Pourquoi la grenouille de dard de poison est-elle bleu vif ? Pourquoi les lycaons nourrissent-ils leurs petits et ceux des autres membres de la meute sans distinction ?


La sélection naturelle se mesure au nombre de descendants que produit une variation. S’ils sont héritables, les traits qui auront le plus de chances d’être représentés à la génération suivante sont ceux qui permettent de :

  • capter des ressources : c’est l’aptitude qui est souvent la plus connue. Elle peut être illustrée par le combat que se livrent des grizzlis (Ursus arctos horribilis) pour avoir accès à une rivière poissonneuse et constituer les réserves de graisse qui leur permettront de passer l’hiver.
  • échapper à ses prédateurs : le cheval (Equus caballus) fait preuve de rapidité et d’endurance pour pouvoir fuir ses prédateurs. Le phasme feuille de Java (Phyllium bioculatum) et le phasme bâton (Carausius morosus) se confondent avec les plantes qu’ils habitent. La grenouille de dard de poison (Dendrobates azureus) arbore des couleurs éclatantes pour prévenir les prédateurs du poison qu’elle sécrète.
  • attirer le sexe opposé : être capable d’avoir des descendants, c’est d’abord avoir accès au sexe opposé.
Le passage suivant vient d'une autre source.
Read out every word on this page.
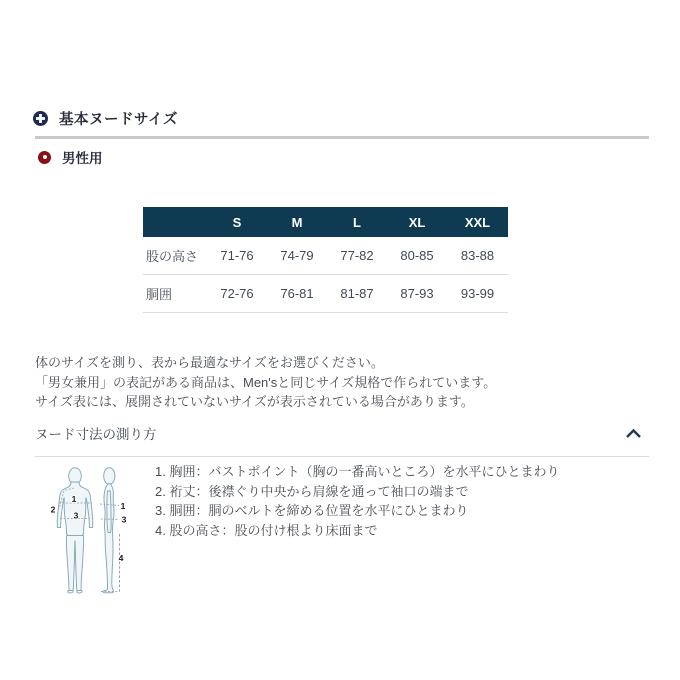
基本ヌードサイズ
男性用
	S	M	L	XL	XXL
股の高さ	71-76	74-79	77-82	80-85	83-88
胴囲	72-76	76-81	81-87	87-93	93-99
体のサイズを測り、表から最適なサイズをお選びください。
「男女兼用」の表記がある商品は、Men'sと同じサイズ規格で作られています。
サイズ表には、展開されていないサイズが表示されている場合があります。
ヌード寸法の測り方
1
1
2
3	3
4
1. 胸囲：バストポイント（胸の一番高いところ）を水平にひとまわり
2. 裄丈：後襟ぐり中央から肩線を通って袖口の端まで
3. 胴囲：胴のベルトを締める位置を水平にひとまわり
4. 股の高さ：股の付け根より床面まで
L’exemple le plus connu est la magnifique queue du paon (Pavo cristatus) mâle qui lui accorde les faveurs des femelles mais le rend vulnérable aux prédateurs.
  • tirer parti d’une association entre espèces : ce peut être une relation symbiotique, par exemple, les mycorhizes qui se forment entre les racines des plantes et les champignons, ou de parasitisme qui est l’un des phénomènes les plus répandus du vivant.
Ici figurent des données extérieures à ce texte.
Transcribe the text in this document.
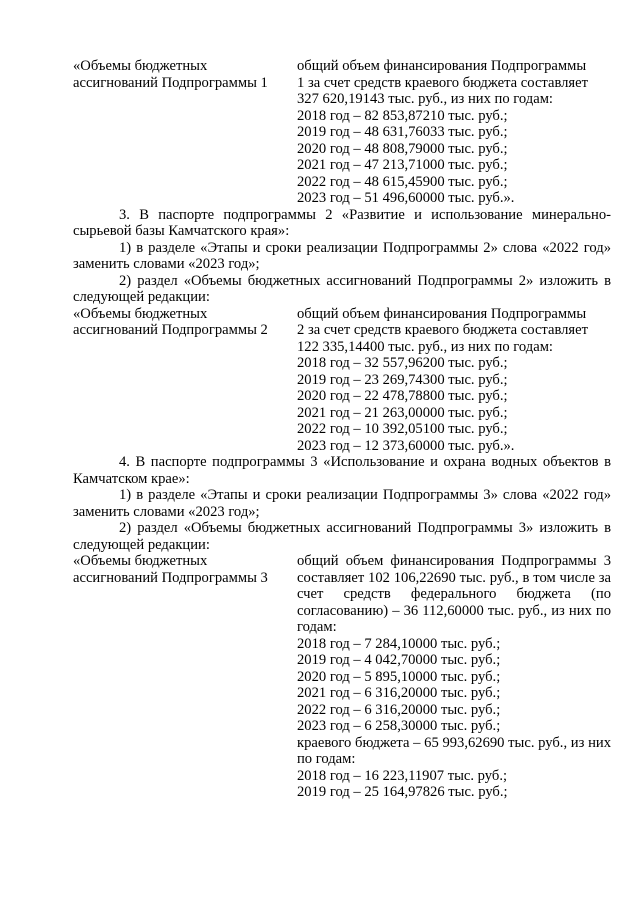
«Объемы бюджетных
ассигнований Подпрограммы 1
общий объем финансирования Подпрограммы
1 за счет средств краевого бюджета составляет
327 620,19143 тыс. руб., из них по годам:
2018 год – 82 853,87210 тыс. руб.;
2019 год – 48 631,76033 тыс. руб.;
2020 год – 48 808,79000 тыс. руб.;
2021 год – 47 213,71000 тыс. руб.;
2022 год – 48 615,45900 тыс. руб.;
2023 год – 51 496,60000 тыс. руб.».
3. В паспорте подпрограммы 2 «Развитие и использование минерально-сырьевой базы Камчатского края»:
1) в разделе «Этапы и сроки реализации Подпрограммы 2» слова «2022 год» заменить словами «2023 год»;
2) раздел «Объемы бюджетных ассигнований Подпрограммы 2» изложить в следующей редакции:
«Объемы бюджетных
ассигнований Подпрограммы 2
общий объем финансирования Подпрограммы
2 за счет средств краевого бюджета составляет
122 335,14400 тыс. руб., из них по годам:
2018 год – 32 557,96200 тыс. руб.;
2019 год – 23 269,74300 тыс. руб.;
2020 год – 22 478,78800 тыс. руб.;
2021 год – 21 263,00000 тыс. руб.;
2022 год – 10 392,05100 тыс. руб.;
2023 год – 12 373,60000 тыс. руб.».
4. В паспорте подпрограммы 3 «Использование и охрана водных объектов в Камчатском крае»:
1) в разделе «Этапы и сроки реализации Подпрограммы 3» слова «2022 год» заменить словами «2023 год»;
2) раздел «Объемы бюджетных ассигнований Подпрограммы 3» изложить в следующей редакции:
«Объемы бюджетных
ассигнований Подпрограммы 3
общий объем финансирования Подпрограммы 3 составляет 102 106,22690 тыс. руб., в том числе за счет средств федерального бюджета (по согласованию) – 36 112,60000 тыс. руб., из них по годам:
2018 год – 7 284,10000 тыс. руб.;
2019 год – 4 042,70000 тыс. руб.;
2020 год – 5 895,10000 тыс. руб.;
2021 год – 6 316,20000 тыс. руб.;
2022 год – 6 316,20000 тыс. руб.;
2023 год – 6 258,30000 тыс. руб.;
краевого бюджета – 65 993,62690 тыс. руб., из них по годам:
2018 год – 16 223,11907 тыс. руб.;
2019 год – 25 164,97826 тыс. руб.;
  • tirer parti d’associations au sein même de l’espèce : pour Darwin c’est là que se trouve l’origine de la coopération, de l’entraide, et même de la compassion. Chez les lycaons, les adultes se relaient pour aller à la chasse. À leur retour les chasseurs régurgitent leur butin pour leurs petits et ceux des autres indifféremment, ainsi que pour les "baby-sitters".
  • générer de la variation : multipliant ainsi les chances d’une population de s’adapter à son environnement en augmentant le nombre d’"essais-erreurs". C’est le phénomène constaté avec les "mauvaises herbes" qui deviennent résistantes aux pesticides.

La compétition et la coopération
Comme vous pouvez le constater, la sélection naturelle produit de la compétition mais aussi de la coopération. Cette première relation est souvent mise en avant quand on parle d’évolution. Cependant la coopération a joué un rôle déterminant au cours de l’évolution du vivant. En témoigne le microbiote que nous abritons dans notre système digestif. Les 100 000 milliards de micro-organismes (bactéries, levures, virus), qui le constituent, assurent en partie notre survie en tant qu’individus.